Five Relatively Cheap Ways To Expand The ACA

They Would Cost $50 Billion A Year Versus Trillions For Single Payer
By Bob Hertz

It is not wise for Democrats to spend all their energy debating single payer healthcare solutions.

None of their single-payer plans has much chance to pass in 2020.

Instead, here are six practical programs to improve the Affordable Care Act.

Taken all together they should not cost more than $50 billion a year. This is a tiny fraction of the new taxes that would be needed for full single payer. This is at least negotiable, especially if Democrats can take the White House and the Senate.

Program No. 1 –  Kill the Subsidy Cliff

If your annual income as a single taxpayer is under $48,560, you currently get a subsidy when purchasing a qualified plan. But if your annual income is $ 49,000 or more, you get no subsidy whatsoever.

The solution is to guarantee that no one, of any income, has to pay more than 9.5% of their income for insurance. The person earning  $49,000 would get virtually the same subsidy as the person earning $1,000 less.This could impact 2 to 3 million persons, many of them over age 50. Right now they are either getting crushed by unsubsidized premiums, or staying uninsured, or buying risky short-term coverage.

The annual cost of these greater subsidies should be in the range of $8-$15 billion a year.

Program No. 2 – Kill the Family Glitch

Due to the ‘family glitch” in the ACA, families are not eligible for premium subsidies in the exchange if the employee could get employer-sponsored coverage just for him or herself, for less than 9.86% of the household’s income. 

It doesn’t matter how much the employee would have to pay to purchase family coverage. The family members are not eligible for exchange subsidies.

Somewhere between three to six  million people are impacted by the family glitch. They are disproportionately middle income, because higher-income workers are more likely to work for companies that heavily subsidize coverage for dependents.

 The cost of new subsidies could be $20 billion a year. 

Program No. 3 – Improve Existing ACA Coverage

We must address the high deductibles and out-of-pocket limits now found in most ACA insurance contracts. Here are several reforms we can impose immediately:

  • Emergency care must be exempt from the deductible. (Co-pays up to $250 are acceptable. Co-insurance for emergency care is not acceptable.)
  • Drugs must have their own deductible, versus the overall plan deductible. In other words, drug coverage must start after perhaps $250 in drug expenses, and not wait until the full plan  deductible is met.
  • Out of network care must count toward out of pocket maximums. The plan deductible must also count against out of pocket maximums.

The higher subsidies  should result in $7 to $10 billion of extra federal spending.

Program No. 4 – Extend Medicare’s Consumer Protections to All Americans

We might not be able to give Medicare benefits to all, due to the taxes required.

However, we can extend Medicare’s protections to all, including:

  • Protection from balance billing. In general, providers cannot charge seniors more than 115% of the approved Medicare amount. Surprise bills and chargemaster bills simply do not exist in Medicare.
  • If a Medicare claim is denied – and actually this happens a lot – the patient is not automatically liable for the bill.

Progam No. 5 – Medical Debt Assistance

  • Outlaw high deductibles for emergency care and prescription drugs. (See Program No. 3 , above)
  • Lower the out-of-pocket maximums (see Program No. 3, above)
  • Wipe out patient liability if a claim is denied (see Program No. 4 , above)
  • Let the uninsured pay Medicare rates for hospital care. They might still have medical debt, but much less of it . Chargemaster billing would be outlawed.
  • All debts in excess of 20% of household income should be forgiven.  The federal government could pay hospitals perhaps twenty cents on the dollar for their largest patient debts.

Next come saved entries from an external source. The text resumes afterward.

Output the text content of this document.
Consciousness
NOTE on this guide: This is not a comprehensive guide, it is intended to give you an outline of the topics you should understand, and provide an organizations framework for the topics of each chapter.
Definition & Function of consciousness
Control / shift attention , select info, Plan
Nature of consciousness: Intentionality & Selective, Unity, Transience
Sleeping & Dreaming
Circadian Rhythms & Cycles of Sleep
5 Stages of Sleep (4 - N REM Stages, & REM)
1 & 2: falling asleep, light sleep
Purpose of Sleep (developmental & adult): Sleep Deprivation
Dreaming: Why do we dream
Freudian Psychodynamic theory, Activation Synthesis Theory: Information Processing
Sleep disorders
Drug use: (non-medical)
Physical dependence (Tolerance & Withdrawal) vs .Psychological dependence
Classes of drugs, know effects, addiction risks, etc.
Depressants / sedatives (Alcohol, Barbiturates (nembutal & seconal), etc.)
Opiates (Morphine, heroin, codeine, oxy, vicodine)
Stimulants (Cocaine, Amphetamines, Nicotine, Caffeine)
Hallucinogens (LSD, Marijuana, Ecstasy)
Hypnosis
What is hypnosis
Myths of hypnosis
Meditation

Bills will be recalculated based on the Medicare rate at the time.
  • All debts over seven years old should be forgiven. (and never, ever, sold to collection agencies)
  • Surprise medical bills must be forgiven.

Program No. 6  – Enforce Consumer Laws That Already Exist

1. Out-of-network medical bills are already illegal. Insurers sell policies by claiming that certain hospitals are in their network. Hospitals then boost their admissions by convincing patients they are in the insurer’s network. Hoewever, when the unwary patient gets surprised at billing time, it turns out these claims weren’t exactly true. The Federal Trade Commission could punish these offenses right now.

2. Chargemaster bills to emergency patients are already illegal.

When an actual contract cannot be formed – as in medical emergencies – the courts have a long history of constructive intervention. The doctrine of quasi-contract would limit charges to the amounts that are actually and customarily paid to and accepted by hospitals.

3.  Predatory pricing for drugs could already be subject to antitrust enforcement. In hesitating to use antitrust against excessive pricing drugs, the United States is an international outlier. Foreign governments are using their antitrust laws to rein in excessive drug pricing as an abuse of dominance.